A systematic review of the English literature (1990 to 2019) was performed, using the PubMed, Embase, and Google Scholar bibliographic databases. For each patient, epidemiological, surgical, histopathological, and oncological data were extracted.
A total of 111 patients (40% males, mean age 61 ± 12 years) were included in the final analysis. The primary CRC was locally advanced (T3-T4) in 83%, had positive lymph nodes (N+) in 65%, and had distant metastases (M+) in 28%. Thyroid metastases were synchronous in 15% and metachronous in 80%, with a mean interval of 51 ± 31 months from primary tumor treatment. Thyroid metastatic disease was diagnosed clinically (60%), radiologically (33%), biochemically (2%), or postmortem (5%). When performed, FNA biopsy was diagnostic in 73% and highly suspicious in 13%. A total of 63% of patients had additional distant metastases, usually in the liver or lungs, while 68% of patients underwent surgical excision (total or subtotal thyroidectomy 58%, lobectomy 42%) and 43% received adjuvant chemotherapy or radiotherapy. Mean overall survival after primary CRC was 55.5 ± 34.7 months, with mean disease-free survival of 31.3 ± 27.2 months. Following diagnosis or treatment of thyroid metastases, 1-, 2- and 3-year survival rates were 79, 66, and 60%, respectively. Mean survival following diagnosis of thyroid metastases was 11.3 months.

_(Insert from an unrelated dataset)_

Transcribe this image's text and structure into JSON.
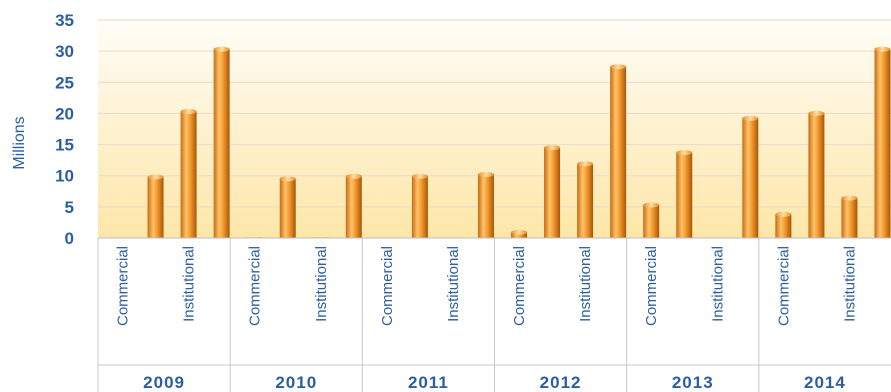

CRC thyroid metastasis is a relatively uncommon event, usually associated with locoregionally advanced tumors. Prognosis is poor, mainly due to multimetastatic disease.
尽管甲状腺富含血管,但它仍是转移瘤的罕见部位。我们对结直肠癌(CRC)甲状腺转移进行了系统回顾,重点介绍了诊断、治疗管理和肿瘤学结果。

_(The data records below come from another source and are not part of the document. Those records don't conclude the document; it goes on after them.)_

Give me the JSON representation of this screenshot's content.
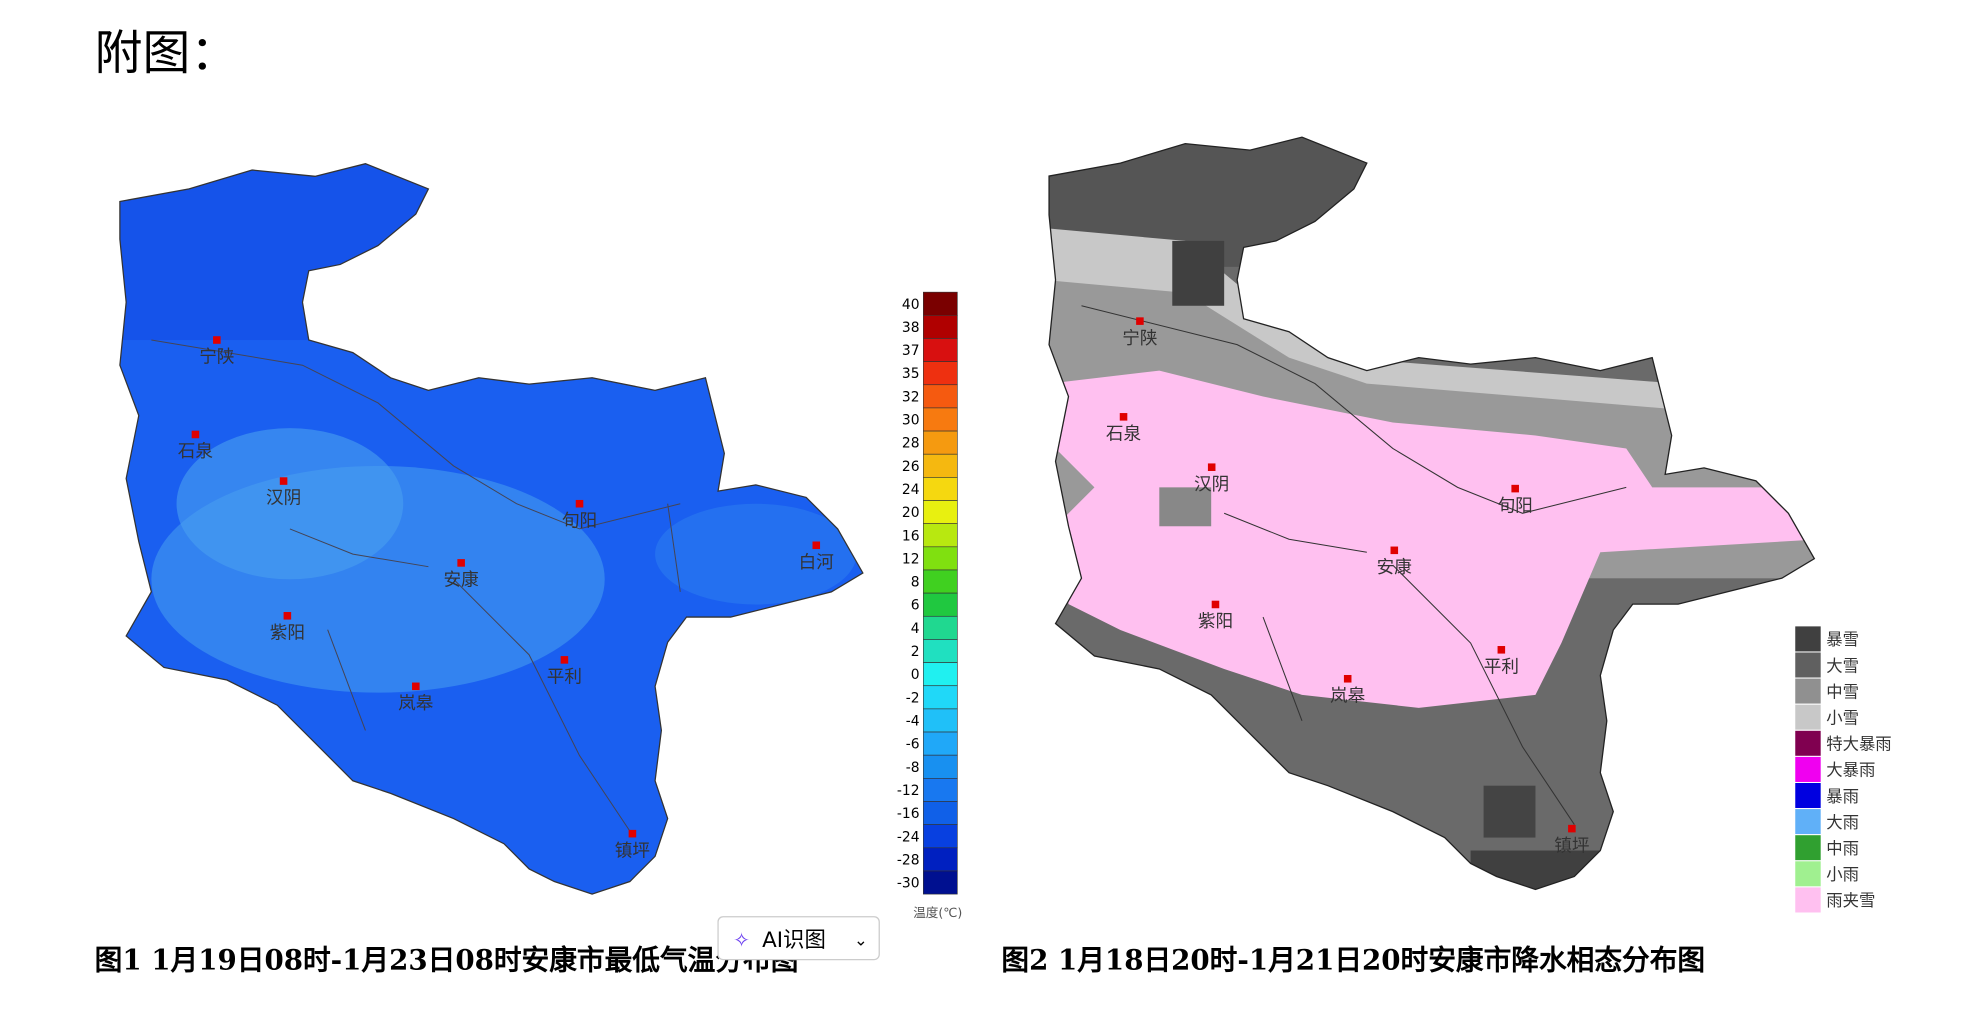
{
  "header": {
    "title": "附图："
  },
  "figure1": {
    "caption": "图1  1月19日08时-1月23日08时安康市最低气温分布图",
    "cities": [
      "宁陕",
      "石泉",
      "汉阴",
      "旬阳",
      "白河",
      "安康",
      "紫阳",
      "平利",
      "岚皋",
      "镇坪"
    ],
    "legend": {
      "title": "温度(℃)",
      "labels": [
        "40",
        "38",
        "37",
        "35",
        "32",
        "30",
        "28",
        "26",
        "24",
        "20",
        "16",
        "12",
        "8",
        "6",
        "4",
        "2",
        "0",
        "-2",
        "-4",
        "-6",
        "-8",
        "-12",
        "-16",
        "-24",
        "-28",
        "-30"
      ],
      "colors": [
        "#7a0000",
        "#b00000",
        "#d81010",
        "#ee3010",
        "#f55a10",
        "#f77a10",
        "#f59a10",
        "#f5b810",
        "#f5d810",
        "#e8f010",
        "#b8e810",
        "#80e010",
        "#40d020",
        "#20c840",
        "#20d890",
        "#20e0c0",
        "#20f0f0",
        "#20d8f8",
        "#20c0f8",
        "#20a8f8",
        "#1890f0",
        "#1878f0",
        "#1060e8",
        "#0840e0",
        "#0020c0",
        "#001090"
      ]
    }
  },
  "figure2": {
    "caption": "图2  1月18日20时-1月21日20时安康市降水相态分布图",
    "cities": [
      "宁陕",
      "石泉",
      "汉阴",
      "旬阳",
      "安康",
      "紫阳",
      "平利",
      "岚皋",
      "镇坪"
    ],
    "legend": {
      "labels": [
        "暴雪",
        "大雪",
        "中雪",
        "小雪",
        "特大暴雨",
        "大暴雨",
        "暴雨",
        "大雨",
        "中雨",
        "小雨",
        "雨夹雪"
      ],
      "colors": [
        "#404040",
        "#606060",
        "#909090",
        "#c8c8c8",
        "#800050",
        "#f000f0",
        "#0000e0",
        "#60b0f8",
        "#30a030",
        "#a0f090",
        "#ffc0f0"
      ]
    }
  },
  "ai_button": {
    "label": "AI识图"
  }
}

对 1990 年至 2019 年的英文文献进行了系统回顾,使用了 PubMed、Embase 和 Google Scholar 文献数据库。为每位患者提取了流行病学、手术、组织病理学和肿瘤学数据。
共有 111 例患者(40%为男性,平均年龄 61±12 岁)纳入最终分析。原发性 CRC 局部晚期(T3-T4)占 83%,淋巴结阳性(N+)占 65%,远处转移(M+)占 28%。甲状腺转移为同步性(15%)或异时性(80%),自原发肿瘤治疗后平均间隔 51±31 个月。甲状腺转移瘤的诊断方式包括临床诊断(60%)、影像学诊断(33%)、生化诊断(2%)或尸检诊断(5%)。当进行细针穿刺活检(FNA)时,其诊断率为 73%,高度疑似率为 13%。63%的患者有其他远处转移,通常在肝脏或肺部,68%的患者接受了手术切除(全甲状腺切除术或近全甲状腺切除术 58%,甲状腺叶切除术 42%),43%的患者接受了辅助化疗或放疗。原发性 CRC 后的平均总生存时间为 55.5±34.7 个月,无病生存时间为 31.3±27.2 个月。诊断或治疗甲状腺转移瘤后,1、2 和 3 年生存率分别为 79%、66%和 60%。诊断为甲状腺转移瘤后的平均生存时间为 11.3 个月。
CRC 甲状腺转移较为罕见,通常与局部区域晚期肿瘤相关。预后较差,主要是由于多发转移。